From inside the wire


One of the things the organization Critical Resistance does that hardly anyone does is ask prisoners what they think. Prisoners have their own, multifaceted and not necessarily uniform, takes on the goings on in the world outside.

Recently, [CR] asked imprisoned people to share their reflections on Trump's presidency and how to strengthen our resistance to what some see as rising fascism.
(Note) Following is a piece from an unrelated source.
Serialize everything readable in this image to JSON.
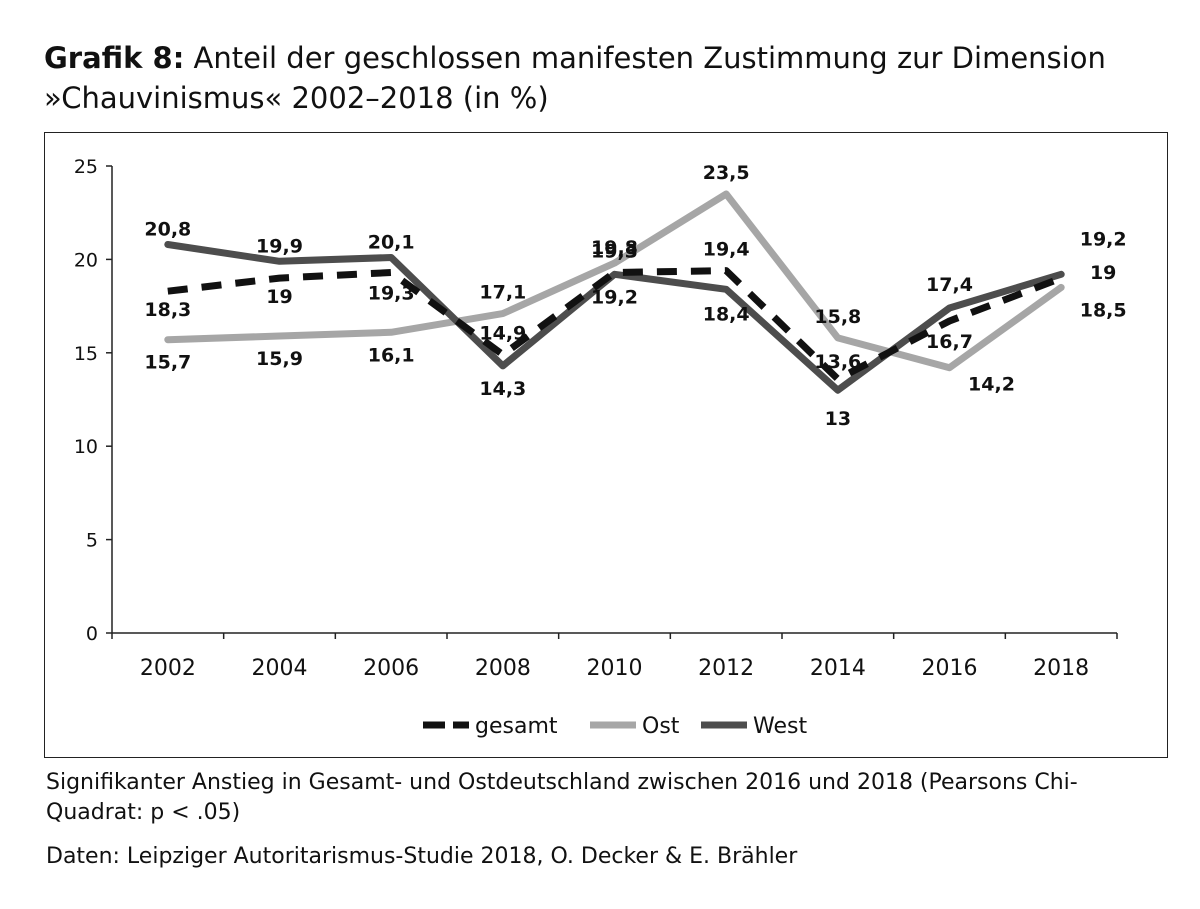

Lacino, Robert, and Asar (quoted here), as well as others have generously offered their analysis and experience.

... The testimonies include excerpts of letters from immigrants, Black men and other men of color, people sentenced to the death penalty or life without parole (the other death penalty), gay people, and people imprisoned in California, Pennsylvania, Florida, and South Carolina. 
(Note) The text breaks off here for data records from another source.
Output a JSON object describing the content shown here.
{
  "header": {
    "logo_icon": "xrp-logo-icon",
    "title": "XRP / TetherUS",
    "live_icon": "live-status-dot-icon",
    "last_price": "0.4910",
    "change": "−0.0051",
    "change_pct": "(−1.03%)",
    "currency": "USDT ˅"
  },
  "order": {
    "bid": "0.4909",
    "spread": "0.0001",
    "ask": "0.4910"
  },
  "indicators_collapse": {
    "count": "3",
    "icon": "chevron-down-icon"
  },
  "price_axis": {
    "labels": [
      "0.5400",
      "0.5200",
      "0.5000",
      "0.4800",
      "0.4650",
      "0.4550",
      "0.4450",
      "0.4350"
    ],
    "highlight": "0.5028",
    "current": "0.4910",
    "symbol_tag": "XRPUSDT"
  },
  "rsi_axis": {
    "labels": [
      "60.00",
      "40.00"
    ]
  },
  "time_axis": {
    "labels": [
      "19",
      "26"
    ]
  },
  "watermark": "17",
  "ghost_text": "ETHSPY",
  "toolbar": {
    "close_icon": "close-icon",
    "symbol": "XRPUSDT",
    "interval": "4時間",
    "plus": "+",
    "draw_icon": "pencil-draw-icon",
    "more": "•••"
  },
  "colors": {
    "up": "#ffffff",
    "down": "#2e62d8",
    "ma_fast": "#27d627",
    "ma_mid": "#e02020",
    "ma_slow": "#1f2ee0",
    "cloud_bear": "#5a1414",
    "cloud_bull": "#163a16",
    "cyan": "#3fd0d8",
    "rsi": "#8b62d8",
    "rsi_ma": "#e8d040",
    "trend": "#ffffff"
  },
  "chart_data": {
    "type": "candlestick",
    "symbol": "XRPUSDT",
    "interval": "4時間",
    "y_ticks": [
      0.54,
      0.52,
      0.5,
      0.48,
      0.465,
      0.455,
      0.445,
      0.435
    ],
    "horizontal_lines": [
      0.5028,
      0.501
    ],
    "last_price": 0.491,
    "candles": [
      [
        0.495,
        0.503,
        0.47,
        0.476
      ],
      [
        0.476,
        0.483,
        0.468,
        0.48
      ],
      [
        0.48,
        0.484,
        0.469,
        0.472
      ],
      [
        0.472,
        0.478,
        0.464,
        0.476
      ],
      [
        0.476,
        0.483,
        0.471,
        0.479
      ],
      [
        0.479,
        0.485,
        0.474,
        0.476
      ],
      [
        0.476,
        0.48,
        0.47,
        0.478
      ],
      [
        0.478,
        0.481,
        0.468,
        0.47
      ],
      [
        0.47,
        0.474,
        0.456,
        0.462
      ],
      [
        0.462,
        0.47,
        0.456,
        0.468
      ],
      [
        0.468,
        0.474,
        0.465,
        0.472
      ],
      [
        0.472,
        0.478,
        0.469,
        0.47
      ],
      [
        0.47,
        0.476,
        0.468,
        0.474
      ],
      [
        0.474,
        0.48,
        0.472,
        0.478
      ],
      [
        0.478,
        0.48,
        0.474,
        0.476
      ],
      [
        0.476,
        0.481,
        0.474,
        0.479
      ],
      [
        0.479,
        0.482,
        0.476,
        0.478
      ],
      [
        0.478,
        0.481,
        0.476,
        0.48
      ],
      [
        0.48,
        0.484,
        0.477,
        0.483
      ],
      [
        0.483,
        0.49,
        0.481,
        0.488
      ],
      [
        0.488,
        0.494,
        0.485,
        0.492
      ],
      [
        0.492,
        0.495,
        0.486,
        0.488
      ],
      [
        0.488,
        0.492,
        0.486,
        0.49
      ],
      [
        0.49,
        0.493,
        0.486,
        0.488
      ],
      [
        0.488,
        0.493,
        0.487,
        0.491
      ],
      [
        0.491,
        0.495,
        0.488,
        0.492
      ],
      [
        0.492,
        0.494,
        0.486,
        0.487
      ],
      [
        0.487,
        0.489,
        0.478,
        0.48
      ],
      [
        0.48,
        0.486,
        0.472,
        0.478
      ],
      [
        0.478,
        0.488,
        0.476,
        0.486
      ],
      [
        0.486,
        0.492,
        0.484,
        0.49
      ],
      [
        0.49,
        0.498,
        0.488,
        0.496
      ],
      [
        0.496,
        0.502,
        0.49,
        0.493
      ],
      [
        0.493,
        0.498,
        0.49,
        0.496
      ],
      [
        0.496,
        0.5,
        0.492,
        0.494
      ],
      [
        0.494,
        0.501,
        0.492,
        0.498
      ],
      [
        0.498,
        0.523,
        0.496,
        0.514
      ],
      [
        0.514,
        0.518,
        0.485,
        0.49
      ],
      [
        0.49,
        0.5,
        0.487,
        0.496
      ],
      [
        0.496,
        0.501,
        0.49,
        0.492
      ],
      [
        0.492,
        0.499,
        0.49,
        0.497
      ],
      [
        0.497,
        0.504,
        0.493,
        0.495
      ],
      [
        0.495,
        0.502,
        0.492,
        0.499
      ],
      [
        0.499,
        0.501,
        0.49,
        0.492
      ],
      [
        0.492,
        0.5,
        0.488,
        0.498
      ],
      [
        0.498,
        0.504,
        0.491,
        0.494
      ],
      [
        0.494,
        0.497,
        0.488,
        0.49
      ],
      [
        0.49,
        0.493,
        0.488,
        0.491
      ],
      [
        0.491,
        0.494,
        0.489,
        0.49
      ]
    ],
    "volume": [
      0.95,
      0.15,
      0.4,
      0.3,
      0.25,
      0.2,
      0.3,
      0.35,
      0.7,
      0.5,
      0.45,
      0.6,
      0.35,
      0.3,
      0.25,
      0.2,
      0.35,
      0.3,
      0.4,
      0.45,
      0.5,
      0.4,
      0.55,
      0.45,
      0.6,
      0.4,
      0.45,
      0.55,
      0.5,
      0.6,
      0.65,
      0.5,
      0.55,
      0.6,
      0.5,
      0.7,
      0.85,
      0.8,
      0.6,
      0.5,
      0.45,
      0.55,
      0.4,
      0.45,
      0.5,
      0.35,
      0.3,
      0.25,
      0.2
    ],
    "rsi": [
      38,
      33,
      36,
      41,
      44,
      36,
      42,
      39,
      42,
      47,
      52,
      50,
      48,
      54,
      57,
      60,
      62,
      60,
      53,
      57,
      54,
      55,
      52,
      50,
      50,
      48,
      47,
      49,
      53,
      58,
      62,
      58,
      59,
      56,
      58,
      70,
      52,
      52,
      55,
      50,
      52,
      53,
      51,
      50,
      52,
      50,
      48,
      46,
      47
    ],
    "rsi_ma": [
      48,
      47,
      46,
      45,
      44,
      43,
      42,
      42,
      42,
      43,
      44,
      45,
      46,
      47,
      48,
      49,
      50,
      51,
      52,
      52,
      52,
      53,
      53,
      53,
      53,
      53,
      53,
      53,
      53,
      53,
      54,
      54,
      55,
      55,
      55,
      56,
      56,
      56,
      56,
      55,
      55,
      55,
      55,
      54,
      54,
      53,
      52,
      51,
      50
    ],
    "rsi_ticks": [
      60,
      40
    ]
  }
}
The entire collection of responses, including images of original letters, are posted at Prisoners Speak Out: Analysis and Perspectives.

Asar Imhotep Amen wrote from California State Prison - LA County:

"Trump's regime will greatly affect me, along with the community at large as well as all presently incarcerated people... Trump's regime serves a deliberate and specific purpose in sustaining white terror, power, and domination. In other words, the relationship between people of color, along poor white folks in America and the holders of state power in the United States is similar to that which exists between the colonized and the colonial master."

Lacino Hamilton, imprisoned at Chippewa Correctional Facility, Kincheloe, Michigan, had this to say:

Repression doesn’t come and go, it merely becomes more or less evident, as its "spectacular episodes" are spaced closer or farther apart. Donald Trump being an expression of a "spectacular episode". Repression is a permanent blanket covering the movement. Many people don't think this is so, because you don't notice the difficulty you have trying to breathe. This is because you’ve become accustomed to the reality and the weight of the blanket, long gaps between "spectacular episodes” have given many of us the impression that the blanket had been "pulled back” or “lifted". But it’s been here all the time, before Trump was elected president, and we’ve learned to move under its weight, and now consider this type of repression to be normal.

Robert Chan, imprisoned at California State Prison - LA County, added his view:

Now is the time to stand with our free-world allies as they daily protest Trump's latest ugly declarations and executive orders. In our thoughts and in our prayers, with our hearts and with our words, we stand with the oppressed and all progressives fighting for social justice. Never before have I been so surprised and inspired by the outpouring of unity that's coalescing in the sea of courageous people stepping up against tyranny.

I figure I'm called to live up to Mr. Chan's expectations -- will I?